Sorry for the long delay, @RalfJung--I was on vacation.

Ah, that is interesting. I did not intend there to be two “levels”.

I think I probably should have said there was a part of what you said that I felt I understood, and a part that I felt I didn't. The part that I didn't understand seemed more "advanced", so I created two tiers in my mind.

All of that is to say I probably should have just said "I understood part of your post and will need to spend more time to fully grasp the rest". :slight_smile:

I’d be curious if you could formulate a question concerning the notation you are still having trouble with?

That's always a tough question--I'm not completely sure what it is, specifically that I don't know--after all, I don't know, right? :). So here's my best guess: I don't yet fully understand the for notation in HRTB, and I am assuming the forall in your notation here is analogous or somewhat analagous. (Not yet knowing either domain, I have no real basis for making that statement other than both involve "for" in a way that is unfamiliar to me.)

So upon seeing a possible second instance of for that I would like to understand, I will dig in on HRTB, then re-read your post to see if I can understand it more deeply. To the degree that I still have questions after that, then I will come back here to ask. (It's important to me to have done my homework before asking others to spend their time to help me.)

I hope that helps clarify my statements. And thanks again--this is interesting stuff.

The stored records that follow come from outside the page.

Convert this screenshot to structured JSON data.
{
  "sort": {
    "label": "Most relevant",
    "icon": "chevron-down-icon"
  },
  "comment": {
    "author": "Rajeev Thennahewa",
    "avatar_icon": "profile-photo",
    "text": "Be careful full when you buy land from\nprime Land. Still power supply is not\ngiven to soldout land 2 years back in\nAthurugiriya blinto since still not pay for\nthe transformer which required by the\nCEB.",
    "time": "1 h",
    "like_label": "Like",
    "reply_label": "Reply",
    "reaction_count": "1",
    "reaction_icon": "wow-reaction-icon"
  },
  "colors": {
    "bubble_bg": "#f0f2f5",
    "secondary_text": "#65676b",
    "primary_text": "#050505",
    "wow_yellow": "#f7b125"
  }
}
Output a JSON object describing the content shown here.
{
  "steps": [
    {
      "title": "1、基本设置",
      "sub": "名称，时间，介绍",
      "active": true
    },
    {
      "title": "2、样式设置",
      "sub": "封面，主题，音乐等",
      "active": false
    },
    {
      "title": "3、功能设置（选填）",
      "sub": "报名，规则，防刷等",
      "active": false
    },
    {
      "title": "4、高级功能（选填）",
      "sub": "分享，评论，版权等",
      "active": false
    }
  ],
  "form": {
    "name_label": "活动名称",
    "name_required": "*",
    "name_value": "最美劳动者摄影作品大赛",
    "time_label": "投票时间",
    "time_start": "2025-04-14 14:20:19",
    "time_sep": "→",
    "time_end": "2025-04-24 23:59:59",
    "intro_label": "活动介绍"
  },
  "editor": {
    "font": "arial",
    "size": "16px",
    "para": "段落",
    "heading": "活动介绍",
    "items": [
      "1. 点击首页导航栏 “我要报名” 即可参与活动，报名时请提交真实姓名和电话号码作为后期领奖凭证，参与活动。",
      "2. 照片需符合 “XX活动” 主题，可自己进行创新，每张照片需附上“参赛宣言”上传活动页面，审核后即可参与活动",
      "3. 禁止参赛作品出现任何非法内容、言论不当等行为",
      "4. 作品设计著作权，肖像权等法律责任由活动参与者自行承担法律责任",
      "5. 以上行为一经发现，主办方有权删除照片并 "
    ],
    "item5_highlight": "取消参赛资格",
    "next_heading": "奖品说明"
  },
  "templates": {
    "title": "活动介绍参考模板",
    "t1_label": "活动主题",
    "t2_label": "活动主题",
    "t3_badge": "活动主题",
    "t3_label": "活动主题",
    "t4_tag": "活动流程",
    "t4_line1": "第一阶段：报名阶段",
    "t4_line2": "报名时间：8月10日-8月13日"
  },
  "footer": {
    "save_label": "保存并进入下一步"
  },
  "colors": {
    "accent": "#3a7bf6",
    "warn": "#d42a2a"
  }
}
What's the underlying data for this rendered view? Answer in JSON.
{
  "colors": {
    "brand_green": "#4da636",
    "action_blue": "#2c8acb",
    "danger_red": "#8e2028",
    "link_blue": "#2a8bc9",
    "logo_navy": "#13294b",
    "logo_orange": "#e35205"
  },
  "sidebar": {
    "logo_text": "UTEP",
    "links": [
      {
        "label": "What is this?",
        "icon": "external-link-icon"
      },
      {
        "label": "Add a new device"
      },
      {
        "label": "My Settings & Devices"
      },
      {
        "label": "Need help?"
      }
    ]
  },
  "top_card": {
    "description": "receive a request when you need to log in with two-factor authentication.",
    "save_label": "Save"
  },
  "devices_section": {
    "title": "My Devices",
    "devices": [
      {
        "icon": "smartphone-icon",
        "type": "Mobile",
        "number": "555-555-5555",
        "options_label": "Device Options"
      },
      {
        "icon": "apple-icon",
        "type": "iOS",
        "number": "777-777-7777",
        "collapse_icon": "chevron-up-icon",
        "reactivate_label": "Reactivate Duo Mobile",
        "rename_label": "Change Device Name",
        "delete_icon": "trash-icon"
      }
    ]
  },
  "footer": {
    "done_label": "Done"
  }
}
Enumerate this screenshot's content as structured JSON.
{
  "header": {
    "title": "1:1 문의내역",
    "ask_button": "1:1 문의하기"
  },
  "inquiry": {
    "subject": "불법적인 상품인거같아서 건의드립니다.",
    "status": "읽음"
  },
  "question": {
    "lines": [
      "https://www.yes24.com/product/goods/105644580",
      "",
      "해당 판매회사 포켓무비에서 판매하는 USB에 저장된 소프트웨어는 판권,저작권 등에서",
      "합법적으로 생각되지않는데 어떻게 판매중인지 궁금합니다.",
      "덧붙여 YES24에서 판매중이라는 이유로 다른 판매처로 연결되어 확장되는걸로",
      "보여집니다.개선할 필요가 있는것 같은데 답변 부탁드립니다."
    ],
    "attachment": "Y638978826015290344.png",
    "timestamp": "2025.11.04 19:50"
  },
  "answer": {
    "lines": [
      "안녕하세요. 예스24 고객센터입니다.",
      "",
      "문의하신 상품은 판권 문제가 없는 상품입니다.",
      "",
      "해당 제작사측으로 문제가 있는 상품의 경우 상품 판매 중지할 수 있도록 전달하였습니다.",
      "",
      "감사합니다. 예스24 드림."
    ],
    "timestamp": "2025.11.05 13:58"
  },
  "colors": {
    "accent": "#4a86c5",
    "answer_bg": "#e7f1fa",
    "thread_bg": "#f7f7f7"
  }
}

I know. :slight_smile: You did a good job though :smiley:

Yes, for in HRTB and forall in my notation are closely related. They are both universal quantifiers. Both essentially just say "for all", hence the name. :wink: So, for example, forall |x, y| even x && even y -> even (x + y) means that the given statement about x and y holds for all possible choices of x and y.

This is besides the main point, but it seems to me that many of the mut-s in the example are redundant. All pointers can be *const, and more importantly, the signature of get_ref could just ask for a self: &Pin<SelfReferential>. Am I missing something?